³ Department of Neurosurgery, The First Affiliated Hospital of Shandong First Medical University & Shandong Provincial Qianfoshan Hospital, Jinan, China.
⁴ Department of Medical Ultrasound, The First Affiliated Hospital of Shandong First Medical University & Shandong Provincial Qianfoshan Hospital, Jinan, China.

Abstract

Background: To identify potential immune-related biomarkers, molecular mechanism, and therapeutic agents of intracranial aneurysms (IAs).

Methods: We identified the differentially expressed genes (DEGs) between IAs and control samples from GSE75436, GSE26969, GSE6551, and GSE13353 datasets. We used weighted gene co-expression network analysis (WGCNA) and protein-protein interaction (PPI) analysis to identify immune-related hub genes. We evaluated the expression of hub genes by using qRT-PCR analysis. Using miRNet, NetworkAnalyst, and DGIdb databases, we analyzed the regulatory networks and potential therapeutic agents targeting hub genes. Least absolute shrinkage and selection operator (LASSO) logistic regression was performed to identify optimal biomarkers among hub genes. The diagnostic value was validated by external GSE15629 dataset.

Results: We identified 227 DEGs and 22 differentially infiltrating immune cells between IAs and control samples from GSE75436, GSE26969, GSE6551, and GSE13353 datasets. We further identified 41 differentially expressed immune-related genes (DEIRGs), which were primarily enriched in the chemokine-mediated signaling pathway, myeloid leukocyte migration, endocytic vesicle membrane, chemokine receptor binding, chemokine activity, and viral protein interactions with cytokines and their receptors. Among 41 DEIRGs, 10 hub genes including C3AR1, CD163, CCL4, CXCL8, CCL3, TLR2, TYROBP, C1QB, FCGR3A, and FCGR1A were identified with good diagnostic values (AUC >0.7). Hsa-mir-27a-3p and transcription factors, including YY1 and GATA2, were identified the primary regulators of hub genes. 92 potential therapeutic agents targeting hub genes were predicted. C3AR1 and CD163 were finally identified as the best diagnostic biomarkers using LASSO logistic regression (AUC = 0.994). The diagnostic value of C3AR1 and CD163 was validated by the external GSE15629 dataset (AUC = 0.914).
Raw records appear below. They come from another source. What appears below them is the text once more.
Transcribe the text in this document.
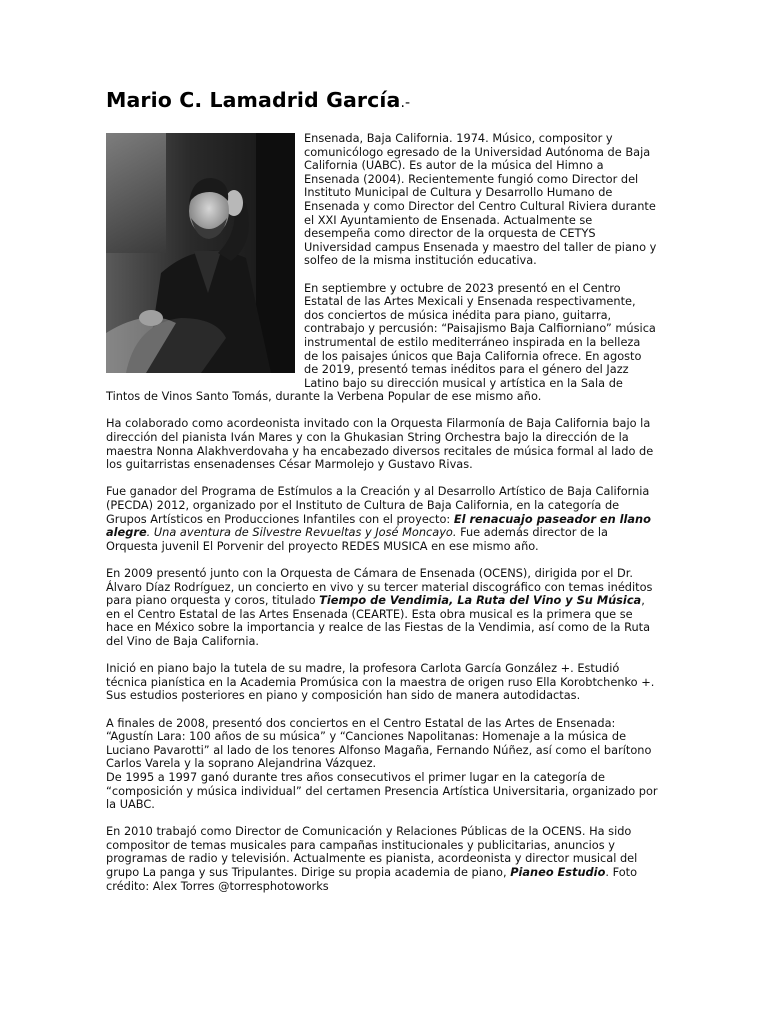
Mario C. Lamadrid García.-

Ensenada, Baja California. 1974. Músico, compositor y comunicólogo egresado de la Universidad Autónoma de Baja California (UABC). Es autor de la música del Himno a Ensenada (2004). Recientemente fungió como Director del Instituto Municipal de Cultura y Desarrollo Humano de Ensenada y como Director del Centro Cultural Riviera durante el XXI Ayuntamiento de Ensenada. Actualmente se desempeña como director de la orquesta de CETYS Universidad campus Ensenada y maestro del taller de piano y solfeo de la misma institución educativa.

En septiembre y octubre de 2023 presentó en el Centro Estatal de las Artes Mexicali y Ensenada respectivamente, dos conciertos de música inédita para piano, guitarra, contrabajo y percusión: “Paisajismo Baja Calfiorniano” música instrumental de estilo mediterráneo inspirada en la belleza de los paisajes únicos que Baja California ofrece. En agosto de 2019, presentó temas inéditos para el género del Jazz Latino bajo su dirección musical y artística en la Sala de Tintos de Vinos Santo Tomás, durante la Verbena Popular de ese mismo año.

Ha colaborado como acordeonista invitado con la Orquesta Filarmonía de Baja California bajo la dirección del pianista Iván Mares y con la Ghukasian String Orchestra bajo la dirección de la maestra Nonna Alakhverdovaha y ha encabezado diversos recitales de música formal al lado de los guitarristas ensenadenses César Marmolejo y Gustavo Rivas.

Fue ganador del Programa de Estímulos a la Creación y al Desarrollo Artístico de Baja California (PECDA) 2012, organizado por el Instituto de Cultura de Baja California, en la categoría de Grupos Artísticos en Producciones Infantiles con el proyecto: El renacuajo paseador en llano alegre. Una aventura de Silvestre Revueltas y José Moncayo. Fue además director de la Orquesta juvenil El Porvenir del proyecto REDES MUSICA en ese mismo año.

En 2009 presentó junto con la Orquesta de Cámara de Ensenada (OCENS), dirigida por el Dr. Álvaro Díaz Rodríguez, un concierto en vivo y su tercer material discográfico con temas inéditos para piano orquesta y coros, titulado Tiempo de Vendimia, La Ruta del Vino y Su Música, en el Centro Estatal de las Artes Ensenada (CEARTE). Esta obra musical es la primera que se hace en México sobre la importancia y realce de las Fiestas de la Vendimia, así como de la Ruta del Vino de Baja California.

Inició en piano bajo la tutela de su madre, la profesora Carlota García González +. Estudió técnica pianística en la Academia Promúsica con la maestra de origen ruso Ella Korobtchenko +. Sus estudios posteriores en piano y composición han sido de manera autodidactas.

A finales de 2008, presentó dos conciertos en el Centro Estatal de las Artes de Ensenada: “Agustín Lara: 100 años de su música” y “Canciones Napolitanas: Homenaje a la música de Luciano Pavarotti” al lado de los tenores Alfonso Magaña, Fernando Núñez, así como el barítono Carlos Varela y la soprano Alejandrina Vázquez.

De 1995 a 1997 ganó durante tres años consecutivos el primer lugar en la categoría de “composición y música individual” del certamen Presencia Artística Universitaria, organizado por la UABC.

En 2010 trabajó como Director de Comunicación y Relaciones Públicas de la OCENS. Ha sido compositor de temas musicales para campañas institucionales y publicitarias, anuncios y programas de radio y televisión. Actualmente es pianista, acordeonista y director musical del grupo La panga y sus Tripulantes. Dirige su propia academia de piano, Pianeo Estudio. Foto crédito: Alex Torres @torresphotoworks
Conclusions: This study revealed the importance of C3AR1 and CD163 in immune infiltration in IAs pathogenesis. Our finding provided a valuable reference for subsequent research on the potential targets for molecular mechanisms and intervention of IAs.

Keywords: Biomarkers; Hub genes; Immune infiltration; Therapeutic targets; intracranial Aneurysms.